- Kobilska Planina Location within Bulgaria

Highest point
- Elevation: 1,356 m (4,449 ft)
- Coordinates: 42°30′46.8″N 22°36′36″E﻿ / ﻿42.513000°N 22.61000°E

Naming
- Native name: Кобилска планина (Bulgarian)

Geography
- Location: Bulgaria

= Kobilska Planina =

Mountain range in western Bulgaria

Kobilska Planina (Кобилска планина) is a mountain range in Kraishte region in western Bulgaria. It is part of the Milevska–Konyavska mountain chain system.

Kobilska is situated between the valley of the Treklyanska reka, a right tributary of the river Struma, that separates it from the Penkyovska Planina to the northeast, the valley of the Dobridolska reka, a right tributary of the Treklyanska reka, that separates it from the Zemenska Planina to the southeast, and the valley of the Bazovichka reka, a right tributary of the Treklyanska reka, that separates it from the Milevska Planina to the north and northwest.
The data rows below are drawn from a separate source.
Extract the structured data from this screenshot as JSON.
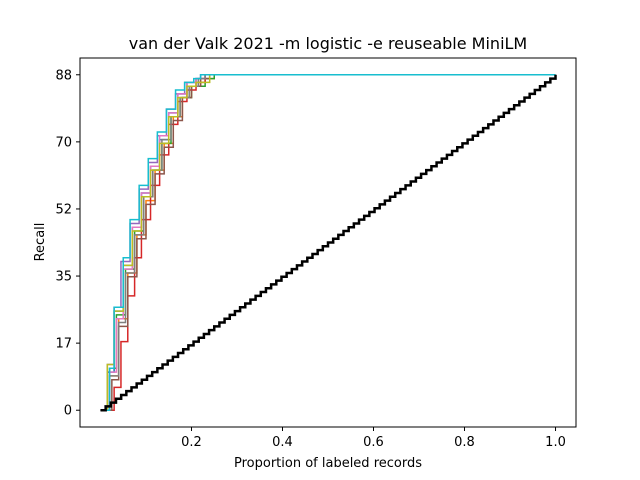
{
  "chart_data": {
    "type": "line",
    "title": "van der Valk 2021 -m logistic -e reuseable MiniLM",
    "xlabel": "Proportion of labeled records",
    "ylabel": "Recall",
    "x_ticks": [
      "0.2",
      "0.4",
      "0.6",
      "0.8",
      "1.0"
    ],
    "x_tick_values": [
      0.2,
      0.4,
      0.6,
      0.8,
      1.0
    ],
    "y_ticks": [
      "0",
      "17",
      "35",
      "52",
      "70",
      "88"
    ],
    "y_tick_values": [
      0,
      17.6,
      35.2,
      52.8,
      70.4,
      88
    ],
    "xlim": [
      -0.045,
      1.045
    ],
    "ylim": [
      -4.4,
      92.4
    ],
    "grid": false,
    "legend": "none",
    "series": [
      {
        "color": "#1f77b4",
        "x": [
          0.0,
          0.015,
          0.03,
          0.05,
          0.07,
          0.09,
          0.11,
          0.13,
          0.15,
          0.17,
          0.19,
          0.21,
          0.23,
          1.0
        ],
        "y": [
          0,
          10,
          26,
          38,
          48,
          57,
          64,
          71,
          78,
          83,
          86,
          87,
          88,
          88
        ]
      },
      {
        "color": "#ff7f0e",
        "x": [
          0.0,
          0.02,
          0.04,
          0.06,
          0.08,
          0.1,
          0.12,
          0.14,
          0.16,
          0.18,
          0.2,
          0.22,
          0.25,
          1.0
        ],
        "y": [
          0,
          9,
          24,
          36,
          46,
          55,
          63,
          70,
          77,
          82,
          85,
          87,
          88,
          88
        ]
      },
      {
        "color": "#2ca02c",
        "x": [
          0.0,
          0.02,
          0.035,
          0.055,
          0.075,
          0.095,
          0.115,
          0.135,
          0.155,
          0.175,
          0.2,
          0.23,
          0.25,
          1.0
        ],
        "y": [
          0,
          11,
          25,
          37,
          47,
          56,
          63,
          70,
          77,
          82,
          85,
          87,
          88,
          88
        ]
      },
      {
        "color": "#d62728",
        "x": [
          0.0,
          0.03,
          0.045,
          0.06,
          0.075,
          0.09,
          0.11,
          0.13,
          0.15,
          0.17,
          0.19,
          0.21,
          0.23,
          1.0
        ],
        "y": [
          0,
          6,
          18,
          30,
          40,
          50,
          59,
          67,
          75,
          81,
          84,
          86,
          88,
          88
        ]
      },
      {
        "color": "#9467bd",
        "x": [
          0.0,
          0.015,
          0.03,
          0.045,
          0.065,
          0.085,
          0.105,
          0.125,
          0.145,
          0.165,
          0.185,
          0.21,
          0.22,
          1.0
        ],
        "y": [
          0,
          12,
          27,
          39,
          49,
          58,
          65,
          72,
          79,
          83,
          86,
          87,
          88,
          88
        ]
      },
      {
        "color": "#8c564b",
        "x": [
          0.0,
          0.025,
          0.04,
          0.06,
          0.08,
          0.1,
          0.12,
          0.14,
          0.16,
          0.18,
          0.2,
          0.22,
          0.24,
          1.0
        ],
        "y": [
          0,
          8,
          22,
          35,
          45,
          54,
          62,
          69,
          76,
          82,
          85,
          87,
          88,
          88
        ]
      },
      {
        "color": "#e377c2",
        "x": [
          0.0,
          0.02,
          0.035,
          0.05,
          0.07,
          0.09,
          0.11,
          0.13,
          0.15,
          0.17,
          0.19,
          0.21,
          0.23,
          1.0
        ],
        "y": [
          0,
          10,
          24,
          37,
          48,
          57,
          64,
          72,
          78,
          83,
          86,
          87,
          88,
          88
        ]
      },
      {
        "color": "#7f7f7f",
        "x": [
          0.0,
          0.02,
          0.04,
          0.055,
          0.075,
          0.095,
          0.115,
          0.135,
          0.155,
          0.175,
          0.195,
          0.215,
          0.23,
          1.0
        ],
        "y": [
          0,
          9,
          23,
          36,
          46,
          56,
          63,
          71,
          77,
          82,
          85,
          87,
          88,
          88
        ]
      },
      {
        "color": "#bcbd22",
        "x": [
          0.0,
          0.015,
          0.03,
          0.05,
          0.07,
          0.09,
          0.11,
          0.13,
          0.15,
          0.17,
          0.19,
          0.21,
          0.24,
          1.0
        ],
        "y": [
          0,
          12,
          26,
          38,
          47,
          56,
          63,
          70,
          77,
          82,
          85,
          86,
          88,
          88
        ]
      },
      {
        "color": "#17becf",
        "x": [
          0.0,
          0.02,
          0.03,
          0.05,
          0.065,
          0.085,
          0.105,
          0.125,
          0.145,
          0.165,
          0.185,
          0.205,
          0.22,
          1.0
        ],
        "y": [
          0,
          11,
          27,
          40,
          50,
          59,
          66,
          73,
          79,
          84,
          86,
          87,
          88,
          88
        ]
      },
      {
        "color": "#000000",
        "x": [
          0.0,
          1.0
        ],
        "y": [
          0,
          88
        ],
        "stepped": true
      }
    ]
  }
}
To the west a 1,148 m saddle links it to the Izvorska Planina. Its length is about 10 km; the width is 6 km. The highest summit is Beli Kamak (1,356 m), situated 2 km west of the village of Gabreshevtsi.

In the mountain range is located entirely in Kyustendil Province. There are seven villages on its slopes — Brest, Gabreshevtsi, Gorni Koriten, Dolni Koriten, Sushitsa, Treklyano and Ushi.

Along its eastern foothills between Treklyano and Sushitsa passes a 11.8 km section of the third class III-637 road Tran, Bulgaria–Treklyano–Dragovishtitsa.